Sanders’s Medicare for All legislation also has built-in safeguards for workers through the transition process. Union employers would be mandated to pass any health care savings from Medicare for All down to workers in their contracts — for example, by providing the equivalent value of their old health insurance plans in the form of wages and other benefits. His bill also pledges to support health care workers affected by the transition with up to five years of compensation and aid for displaced workers. (The Political Economy Research Institute at the University of Massachusetts, Amherst, estimates that within the five-year timeframe, the government could effectively implement a “just transition” to include retraining, relocation assistance and wage replacement for about 746,600 workers, for about $61.5 billion annually for two years — roughly 2 percent of total operational spending.)
The divisions around single-payer within the labor movement attest to a history of unions embedding themselves in the employer-based insurance industry, for reasons both practical and political. During the early 20th century, the American Federation of Labor joined with industry groups to oppose a proposal by social reformers for a universal health care plan, preferring instead to maintain labor’s status as a welfare provider to union members. From the 1950s through the Obamacare era, employer-based health plans solidified as part of the social contract that unions offered members, becoming entrenched as part of a standard collective-bargaining package.

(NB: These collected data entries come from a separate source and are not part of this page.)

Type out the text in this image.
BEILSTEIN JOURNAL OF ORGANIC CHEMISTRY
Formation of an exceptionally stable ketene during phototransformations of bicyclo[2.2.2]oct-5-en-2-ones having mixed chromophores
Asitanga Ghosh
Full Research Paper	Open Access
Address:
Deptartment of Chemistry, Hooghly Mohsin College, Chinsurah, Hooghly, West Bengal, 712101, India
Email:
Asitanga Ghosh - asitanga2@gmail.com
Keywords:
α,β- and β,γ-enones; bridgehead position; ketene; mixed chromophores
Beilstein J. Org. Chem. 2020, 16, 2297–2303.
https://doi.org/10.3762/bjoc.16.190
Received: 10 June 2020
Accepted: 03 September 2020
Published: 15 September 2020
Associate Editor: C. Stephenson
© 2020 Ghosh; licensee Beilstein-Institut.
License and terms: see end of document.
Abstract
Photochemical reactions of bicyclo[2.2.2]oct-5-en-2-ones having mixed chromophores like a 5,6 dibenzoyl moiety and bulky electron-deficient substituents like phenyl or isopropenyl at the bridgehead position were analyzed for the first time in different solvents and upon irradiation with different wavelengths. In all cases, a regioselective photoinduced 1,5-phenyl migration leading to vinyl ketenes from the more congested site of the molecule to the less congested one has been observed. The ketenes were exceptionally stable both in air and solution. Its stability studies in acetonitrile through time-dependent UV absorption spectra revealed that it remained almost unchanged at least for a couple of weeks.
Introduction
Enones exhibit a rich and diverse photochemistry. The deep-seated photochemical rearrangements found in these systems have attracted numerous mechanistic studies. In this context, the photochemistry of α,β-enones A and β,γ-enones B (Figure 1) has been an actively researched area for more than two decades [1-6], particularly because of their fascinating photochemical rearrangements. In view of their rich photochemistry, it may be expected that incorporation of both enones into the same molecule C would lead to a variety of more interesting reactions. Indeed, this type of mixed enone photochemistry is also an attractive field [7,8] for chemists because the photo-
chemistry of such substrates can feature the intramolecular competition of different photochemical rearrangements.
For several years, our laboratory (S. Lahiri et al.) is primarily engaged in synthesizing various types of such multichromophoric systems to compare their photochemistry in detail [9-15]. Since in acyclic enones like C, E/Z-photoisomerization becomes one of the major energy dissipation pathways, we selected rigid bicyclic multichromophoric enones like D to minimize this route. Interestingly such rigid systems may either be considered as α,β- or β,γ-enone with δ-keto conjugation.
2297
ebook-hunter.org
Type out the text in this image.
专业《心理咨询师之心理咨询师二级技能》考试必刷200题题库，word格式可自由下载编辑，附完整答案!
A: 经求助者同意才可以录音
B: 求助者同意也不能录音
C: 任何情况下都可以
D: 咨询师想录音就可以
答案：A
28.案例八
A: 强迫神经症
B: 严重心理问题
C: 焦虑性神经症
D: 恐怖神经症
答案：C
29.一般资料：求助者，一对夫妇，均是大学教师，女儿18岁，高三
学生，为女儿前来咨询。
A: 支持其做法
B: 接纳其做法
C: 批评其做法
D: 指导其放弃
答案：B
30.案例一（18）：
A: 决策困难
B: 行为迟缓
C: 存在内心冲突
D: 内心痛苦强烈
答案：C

According to Anand Singh, president of UNITE HERE Local 2, shifting health care responsibilities to the government could help expand unionization in the long term, because currently, fear of high insurance costs is one factor that ramps up employers’ union-busting campaigns and staunch opposition to workplace organizing. “Workers have a lot of reasons to join a union: a voice on the job, respect on the job. But [with respect to] employers, right now, health care is an impediment for workers really having that voice and exercising the right to join a union,” Singh said at a recent media conference.
Carl Rosen of United Electrical Workers, a left industrial union that has long championed a broad social welfare agenda including single-payer, said that he understands why some unions argue that they want to maintain the benefits that they fought hard for. Workers in his union have had the same fights, he said, but “you’d be hard-pressed to find any members in our union — the ones who’ve actually been involved in those fights, who’ve had to go on strike in order to preserve their health care, who have had to take lesser wage increases than they want, etc. — you won’t find any of them saying, ‘Therefore I want to keep exactly what we have right now, because I had to fight to get it.’”
If private health insurance were replaced by a state-run system, Rosen adds, unions would be challenged to shift the value of their contracts into other types of compensation, “and any union that doesn’t have the confidence that they can do that — that’s an issue that they’d better do some soul searching on: why they don’t think they’d be able to bargain to move that money into other parts of their package.”
In other words, making health care a state responsibility would expand the horizon of possibility in collective bargaining. Whether workers want better wages, training and education benefits, or childcare, both employers and unions would be pushed to become more creative in their demands and more responsive to workers’ aspirations.
For now, as Dudzic put it, “When we bargain for health care, we bargain against ourselves.”
Labor advocates increasingly see Medicare for All as an imperative for health care justice for working people, and unions must grapple with the prospect that the health care that they have bargained for as a union advantage could become a universal public entitlement. While single-payer would disrupt how they negotiate contracts, union workers might see it as a fair trade for enshrining health care as a right, not a bargaining chip.